Lee 14: This amendment would allow for a waiver for “teen truckers” to operate in interstate commerce if transporting cargo to and from a port. 

  • Research has shown that 18- to 20-year-old drivers have higher crash rates than drivers who are 21 years of age and older.  The Insurance Institute for Highway Safety (IIHS), citing numerous studies, has stated that “age is a strong risk factor for truck crash involvement.”  Studies of young CMV drivers show that as the age of the driver decreases, large truck fatal crash involvement rates increase.  CMV drivers under the age of 19 are four times more likely to be involved in fatal crashes, and CMV drivers between the ages of 19 and 20 are six times more likely to be involved in fatal crashes than all truck drivers.
  • Efforts to lower the age to operate a CMV in interstate commerce have been consistently rejected.  Attempts to lower the age requirement have been opposed by government regulatory agencies, industry, drivers, law enforcement, safety groups and others because of substantial safety concerns associated with young drivers operating CMVs across state lines.  The public has also rejected lowering the minimum age for interstate truck and bus drivers with 62 percent of respondents in opposition, according to a 2020 public opinion poll conducted by Engine’s Caravan Survey.
  • Improving driver working conditions – including safety – will improve driver retention without degrading public safety.  Instead of pulling teenagers from high school hallways to drive on high speed highways, the trucking industry should address the problems causing high turnover rates.  A U.S. Bureau of Labor Statistics (BLS) study found that “the labor market for truck drivers works about as well as the labor markets for other blue-collar occupations” and “a deeper look [at the truck industry labor market] does not find evidence of a secular shortage.”

Lummis 1:  Opens the door to dangerous rollbacks of protections regarding the licensure of commercial drivers. 

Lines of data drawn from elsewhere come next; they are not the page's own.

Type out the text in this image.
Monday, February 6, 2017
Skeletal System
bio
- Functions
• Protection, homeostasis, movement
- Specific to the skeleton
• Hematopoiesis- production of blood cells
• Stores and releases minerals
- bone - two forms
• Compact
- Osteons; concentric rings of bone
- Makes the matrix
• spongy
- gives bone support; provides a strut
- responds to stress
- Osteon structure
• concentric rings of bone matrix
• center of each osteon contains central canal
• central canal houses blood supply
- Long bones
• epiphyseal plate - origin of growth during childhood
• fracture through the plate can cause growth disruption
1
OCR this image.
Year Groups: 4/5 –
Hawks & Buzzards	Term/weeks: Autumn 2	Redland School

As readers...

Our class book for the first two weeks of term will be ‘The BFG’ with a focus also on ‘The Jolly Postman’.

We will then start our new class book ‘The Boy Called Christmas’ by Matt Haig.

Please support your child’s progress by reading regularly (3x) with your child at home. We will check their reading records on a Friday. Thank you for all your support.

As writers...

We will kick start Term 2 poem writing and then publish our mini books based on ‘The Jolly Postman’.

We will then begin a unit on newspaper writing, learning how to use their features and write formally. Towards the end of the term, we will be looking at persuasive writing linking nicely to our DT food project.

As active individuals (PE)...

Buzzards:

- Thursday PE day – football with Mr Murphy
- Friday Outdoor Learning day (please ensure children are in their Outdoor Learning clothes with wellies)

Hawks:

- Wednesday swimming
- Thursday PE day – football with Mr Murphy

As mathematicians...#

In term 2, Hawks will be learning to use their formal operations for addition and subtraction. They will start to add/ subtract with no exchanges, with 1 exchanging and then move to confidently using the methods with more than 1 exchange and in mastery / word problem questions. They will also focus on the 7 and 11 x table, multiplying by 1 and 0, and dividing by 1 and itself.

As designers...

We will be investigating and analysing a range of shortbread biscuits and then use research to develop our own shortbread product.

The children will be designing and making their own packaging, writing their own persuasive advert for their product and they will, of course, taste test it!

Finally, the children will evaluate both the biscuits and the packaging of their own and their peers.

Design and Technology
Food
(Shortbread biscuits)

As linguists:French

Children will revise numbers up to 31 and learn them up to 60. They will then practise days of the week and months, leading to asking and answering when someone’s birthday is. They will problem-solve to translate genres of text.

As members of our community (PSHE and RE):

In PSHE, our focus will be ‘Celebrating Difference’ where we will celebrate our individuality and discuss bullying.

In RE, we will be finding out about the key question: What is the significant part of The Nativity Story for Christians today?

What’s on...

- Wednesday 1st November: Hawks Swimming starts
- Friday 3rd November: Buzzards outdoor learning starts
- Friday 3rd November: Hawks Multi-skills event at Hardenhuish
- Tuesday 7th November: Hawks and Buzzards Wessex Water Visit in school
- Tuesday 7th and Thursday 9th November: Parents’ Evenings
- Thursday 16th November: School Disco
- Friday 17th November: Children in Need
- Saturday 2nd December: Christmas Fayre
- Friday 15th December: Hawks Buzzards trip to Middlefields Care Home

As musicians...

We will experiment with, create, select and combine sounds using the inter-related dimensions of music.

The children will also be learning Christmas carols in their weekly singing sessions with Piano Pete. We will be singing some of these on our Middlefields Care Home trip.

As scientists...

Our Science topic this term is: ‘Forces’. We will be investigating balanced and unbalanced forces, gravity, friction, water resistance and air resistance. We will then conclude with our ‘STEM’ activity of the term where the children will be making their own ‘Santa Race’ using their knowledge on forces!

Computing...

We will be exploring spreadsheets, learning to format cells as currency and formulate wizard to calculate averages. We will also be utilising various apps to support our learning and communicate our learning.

  • One of the critical components to enhancing safety of CMV operations on our nation’s highways is to ensure that only safe drivers operate CMVs.  Over the past three decades, Congress has enacted laws establishing uniform standards for every state to follow when issuing a commercial driver’s license (CDL).  It is essential that the testing of candidates for CDLs ensures that only those individuals who have acquired the requisite skills needed to safely operate a CMV are given a license to do so.
  • Waiving the requirement that a CDL holder be physically present in the front seat next to a commercial learner’s permit (CLP) holder removes an essential component of skills development and supervision for this category of novice driver.  Allowing the CLP holder to drive without adequate supervision of the CDL holder wholly undermines the intent of the CLP.  It would not only put the novice driver in danger, but similarly poses a threat to all other road users.  The presence of a CDL holder in the passenger seat supervising the CLP holder is critical to ensure that the CLP holder is operating the CMV safely.
  • Could result in skills test “shopping” by waiving the requirement that a state may only administer the skills test to an out-of-state student that has received training in the state.  CDL applicants would be allowed to choose any state in which to test, including those that could be believed or demonstrated to be “easier” or less stringent.

Truck crashes continue to occur at an astonishingly high rate.  The complex issues facing our nation’s supply chain will not be solved by advancing reckless proposals that imperil truck drivers and the public.